On top of rising sales, The Container Store saw a slight change in its cost structure for the quarter. Compared to the same quarter a year ago, the company's cost of goods sold fell from 40.6% of sales to 40%. Though this is a positive development, it was offset by a rise in its selling, general, and administrative expenses, which rose from 46.6% of sales to 47.2%. While these two changes in cost cancel one another out, the company saw its bottom line hurt by increase stock-based compensation. During the quarter, management recorded stock-based compensation related to its IPO of $14.6 million, compared to $157 thousand a year earlier.
Due to these changes in revenue and the company's cost structure, The Container Store saw its bottom line worsen for the quarter. As opposed to the $15.6 million net loss that management reported last year, the company lost $25.1 million this year. This resulted in a loss per share of $1.39, far worse than the $0.08 gain that Mr.

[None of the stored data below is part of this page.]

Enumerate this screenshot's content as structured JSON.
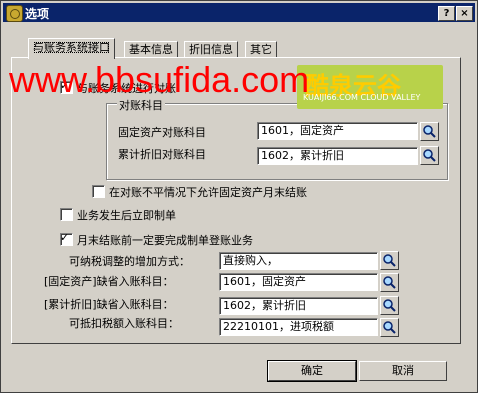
{
  "window": {
    "title": "选项",
    "help_button": "?",
    "close_button": "×"
  },
  "tabs": [
    {
      "label": "与账务系统接口"
    },
    {
      "label": "基本信息"
    },
    {
      "label": "折旧信息"
    },
    {
      "label": "其它"
    }
  ],
  "options": {
    "reconcile_check_label": "与账务系统进行对账",
    "reconcile_checked": true,
    "group_title": "对账科目",
    "fixed_asset_account_label": "固定资产对账科目",
    "fixed_asset_account_value": "1601，固定资产",
    "depreciation_account_label": "累计折旧对账科目",
    "depreciation_account_value": "1602，累计折旧",
    "allow_close_label": "在对账不平情况下允许固定资产月末结账",
    "allow_close_checked": false,
    "immediate_voucher_label": "业务发生后立即制单",
    "immediate_voucher_checked": false,
    "month_end_label": "月末结账前一定要完成制单登账业务",
    "month_end_checked": true,
    "tax_adjust_label": "可纳税调整的增加方式：",
    "tax_adjust_value": "直接购入，",
    "default_fixed_asset_label": "[固定资产]缺省入账科目：",
    "default_fixed_asset_value": "1601，固定资产",
    "default_depreciation_label": "[累计折旧]缺省入账科目：",
    "default_depreciation_value": "1602，累计折旧",
    "deductible_tax_label": "可抵扣税额入账科目：",
    "deductible_tax_value": "22210101，进项税额"
  },
  "buttons": {
    "ok": "确定",
    "cancel": "取消"
  },
  "watermark": {
    "text": "www.bbsufida.com",
    "logo_text": "酷泉云谷",
    "logo_subtext": "KUAIJI66.COM CLOUD VALLEY"
  }
}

Market anticipated.
When it comes to specialty retailers, The Container Store isn't that special
Over the past three fiscal years, results for The Container Store have been reasonable but not anything special. Since 2010, sales have grown 24.2% while the company's net loss has narrowed from $45.1 million to $0.1 million. Although these signs are positive, they aren't what investors might call amazing.
In comparison, other specialty retailers like Lumber Liquidators (NYSE:LL) and Tile Shop Holdings (NASDAQ:TTSH) performed far stronger. Over the past three years, sales at Lumber Liquidators outpaced The Container Store, growing 31.1% from $620.3 million in 2010 to $813.3 million by the end of 2012.

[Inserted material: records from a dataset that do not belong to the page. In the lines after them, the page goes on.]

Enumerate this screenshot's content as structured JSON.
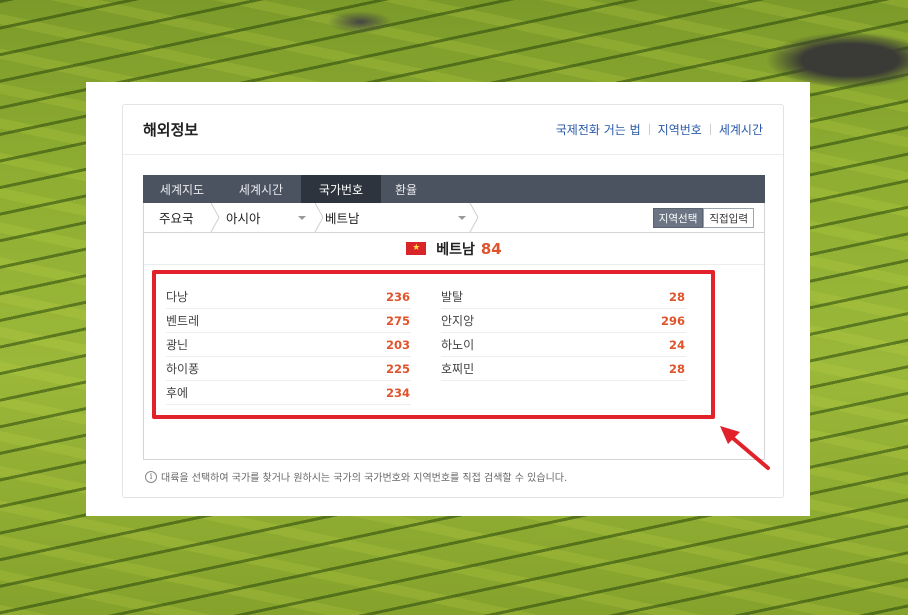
{
  "header": {
    "title": "해외정보",
    "links": [
      "국제전화 거는 법",
      "지역번호",
      "세계시간"
    ]
  },
  "tabs": [
    "세계지도",
    "세계시간",
    "국가번호",
    "환율"
  ],
  "active_tab": "국가번호",
  "breadcrumb": {
    "level1": "주요국",
    "level2": "아시아",
    "level3": "베트남"
  },
  "mode_buttons": {
    "select": "지역선택",
    "direct": "직접입력"
  },
  "country": {
    "name": "베트남",
    "code": "84",
    "flag_icon": "vietnam-flag-icon"
  },
  "regions_left": [
    {
      "name": "다낭",
      "code": "236"
    },
    {
      "name": "벤트레",
      "code": "275"
    },
    {
      "name": "광닌",
      "code": "203"
    },
    {
      "name": "하이퐁",
      "code": "225"
    },
    {
      "name": "후에",
      "code": "234"
    }
  ],
  "regions_right": [
    {
      "name": "발탈",
      "code": "28"
    },
    {
      "name": "안지앙",
      "code": "296"
    },
    {
      "name": "하노이",
      "code": "24"
    },
    {
      "name": "호찌민",
      "code": "28"
    }
  ],
  "note": "대륙을 선택하여 국가를 찾거나 원하시는 국가의 국가번호와 지역번호를 직접 검색할 수 있습니다.",
  "colors": {
    "accent_code": "#e0542c",
    "tab_bar": "#4b5360",
    "highlight": "#e2222a",
    "link": "#2a5aa8"
  }
}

In addition to experiencing slightly higher revenue growth, the specialty retailer saw its net income jump 79.1% from $26.3 million to $47.1 million. While the company's revenue has risen far faster than competitors like Home Depot and Lowe's Companies, its net profit margin was on par with Home Depot's and surpassed Lowe's.
When it comes to revenue growth, The Container Store and Lumber Liquidators performed well, but neither could compare to Tile Shop Holdings. Over the past three years, Tile Shop Holdings has grown its revenue a whopping 35% from $135.3 million to $182.7 million. This is most certainly a strong growth record, but the company's bottom line has suffered a bit.
Net income for the company rose by 5.7% between 2010 and 2011, but fell into negative territory because of a change in the fair value of some of its warrants. Removing this expense as a one-time thing would have yielded a growth in net income of 11.1% between 2010 and 2012. This is most certainly better than what The Container Store experienced over this timeframe, but far worse than the results Lumber Liquidators posted.
Based on The Container Store's results for the quarter, the Foolish investor should keep in mind that top line results weren't great but most certainly weren't poor. On the other hand, the company's bottom line is an area that investors should dedicate more time and attention to before considering investing. The good news is that a portion of the company's net loss was likely a one-time thing that stemmed from its IPO, but the bad news is that, even if this weren't factored in, the company would have still come up short. I don't know about you, but I would rather buy something making money like Lumber Liquidators or Tile Shop Holdings than to hope for an improvement in business that may never come.